Drug dealing jail term is quashed on technicality
Published 25/02/2014 | 05:38
A 12-year jail sentence handed down to a New Ross man who had been convicted for having over €240,000 in drugs has been quashed over a legal technicality after a judge cited a landmark case which took place after the sentence was imposed.
Stephen Kelly of Maidens Lane, New Ross, who denied possessing cannabis resin with a street value of at least €240,000 was found guilty by a jury at Wexford Circuit Criminal Court on October 20, 2009, of drugs possession, having drugs for sale or supply and unlawful possession of a controlled drug in New Ross in November 2005.
His conviction was quashed after the Court of Criminal Appeal heard that the judge who imposed the sentence had not informed the jury members that they had to be satisfied of the defendant's guilt beyond a reasonable doubt. Judge Alice Doyle had instead told the jury they could decide the case on the balance of probabilities and Kelly was found guilty.
The court heard there will be no re-trial as the appeal court was told the drugs involved in the case have been destroyed by gardaí.
During the trial in Wexford, evidence was given by a number of prosecution witnesses of a van coming into a housing estate at the bottom of Irishtown and proceeding to Mons Terrace. The court heard the van was then directed into the driveway by Kelly, from where parcels of cannabis resin were transferred to another car in a garage.

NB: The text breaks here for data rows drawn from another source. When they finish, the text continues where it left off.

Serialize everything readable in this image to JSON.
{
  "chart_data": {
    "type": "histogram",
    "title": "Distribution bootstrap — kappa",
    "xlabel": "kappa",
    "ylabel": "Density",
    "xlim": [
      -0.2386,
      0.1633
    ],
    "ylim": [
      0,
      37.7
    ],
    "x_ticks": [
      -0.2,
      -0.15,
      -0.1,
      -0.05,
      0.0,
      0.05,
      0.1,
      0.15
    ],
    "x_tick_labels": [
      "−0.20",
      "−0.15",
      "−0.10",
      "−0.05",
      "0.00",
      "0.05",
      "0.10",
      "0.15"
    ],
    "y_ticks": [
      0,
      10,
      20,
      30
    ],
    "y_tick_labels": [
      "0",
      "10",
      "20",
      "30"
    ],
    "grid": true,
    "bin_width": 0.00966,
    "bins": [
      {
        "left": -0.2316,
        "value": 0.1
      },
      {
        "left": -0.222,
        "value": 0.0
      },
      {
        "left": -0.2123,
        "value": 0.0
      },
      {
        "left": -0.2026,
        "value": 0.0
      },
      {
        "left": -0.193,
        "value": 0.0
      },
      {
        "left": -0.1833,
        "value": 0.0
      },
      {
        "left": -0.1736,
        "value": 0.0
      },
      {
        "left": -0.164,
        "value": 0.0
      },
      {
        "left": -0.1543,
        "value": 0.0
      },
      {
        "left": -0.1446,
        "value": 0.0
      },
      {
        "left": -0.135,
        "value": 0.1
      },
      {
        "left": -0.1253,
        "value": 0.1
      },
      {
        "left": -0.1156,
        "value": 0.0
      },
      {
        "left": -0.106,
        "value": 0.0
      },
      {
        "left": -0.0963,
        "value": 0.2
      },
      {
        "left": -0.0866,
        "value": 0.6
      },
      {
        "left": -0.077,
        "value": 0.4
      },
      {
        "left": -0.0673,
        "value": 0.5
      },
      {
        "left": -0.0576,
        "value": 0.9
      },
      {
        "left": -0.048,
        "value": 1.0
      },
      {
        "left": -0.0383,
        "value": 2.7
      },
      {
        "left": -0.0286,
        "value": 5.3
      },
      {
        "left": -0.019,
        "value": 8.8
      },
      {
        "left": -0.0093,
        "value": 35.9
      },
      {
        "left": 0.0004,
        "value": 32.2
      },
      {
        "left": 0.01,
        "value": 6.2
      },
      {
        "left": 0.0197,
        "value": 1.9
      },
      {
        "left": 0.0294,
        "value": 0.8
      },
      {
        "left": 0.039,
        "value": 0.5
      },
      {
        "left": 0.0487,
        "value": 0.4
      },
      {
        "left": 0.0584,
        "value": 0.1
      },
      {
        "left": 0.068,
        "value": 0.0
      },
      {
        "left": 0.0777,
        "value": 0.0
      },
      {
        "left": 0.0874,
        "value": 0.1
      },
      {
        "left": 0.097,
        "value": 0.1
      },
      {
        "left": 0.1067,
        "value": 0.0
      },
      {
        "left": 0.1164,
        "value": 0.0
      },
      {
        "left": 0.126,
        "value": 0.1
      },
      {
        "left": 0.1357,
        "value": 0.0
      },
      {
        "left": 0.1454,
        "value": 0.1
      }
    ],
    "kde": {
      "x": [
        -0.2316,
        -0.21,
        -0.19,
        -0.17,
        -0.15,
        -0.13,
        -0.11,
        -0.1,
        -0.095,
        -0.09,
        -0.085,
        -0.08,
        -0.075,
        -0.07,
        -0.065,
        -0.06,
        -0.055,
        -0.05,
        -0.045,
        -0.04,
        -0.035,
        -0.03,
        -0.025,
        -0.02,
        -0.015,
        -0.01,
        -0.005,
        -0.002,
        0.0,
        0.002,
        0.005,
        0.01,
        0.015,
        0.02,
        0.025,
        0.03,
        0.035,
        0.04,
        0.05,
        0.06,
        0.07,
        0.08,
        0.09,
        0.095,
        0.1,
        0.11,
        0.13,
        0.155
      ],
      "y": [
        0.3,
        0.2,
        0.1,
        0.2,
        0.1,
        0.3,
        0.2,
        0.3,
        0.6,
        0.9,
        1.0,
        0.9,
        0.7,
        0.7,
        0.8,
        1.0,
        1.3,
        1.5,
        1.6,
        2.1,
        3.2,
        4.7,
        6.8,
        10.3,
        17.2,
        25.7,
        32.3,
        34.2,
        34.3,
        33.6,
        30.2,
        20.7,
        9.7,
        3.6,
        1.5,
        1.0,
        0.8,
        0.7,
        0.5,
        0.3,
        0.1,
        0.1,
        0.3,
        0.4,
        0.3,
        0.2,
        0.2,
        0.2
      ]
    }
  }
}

Sentencing Stephen Kelly at Wexford Circuit Criminal Court on January 26, 2010, Judge Doyle had described drugs as the curse of society and said had the large amount of cannabis resin connected with the case would have caused 'further devastation' had it reached the streets.
During his sentencing hearing, Kelly's barrister Liam Stafford said the defendant led a modest lifestyle, his only expense being addiction to heroin.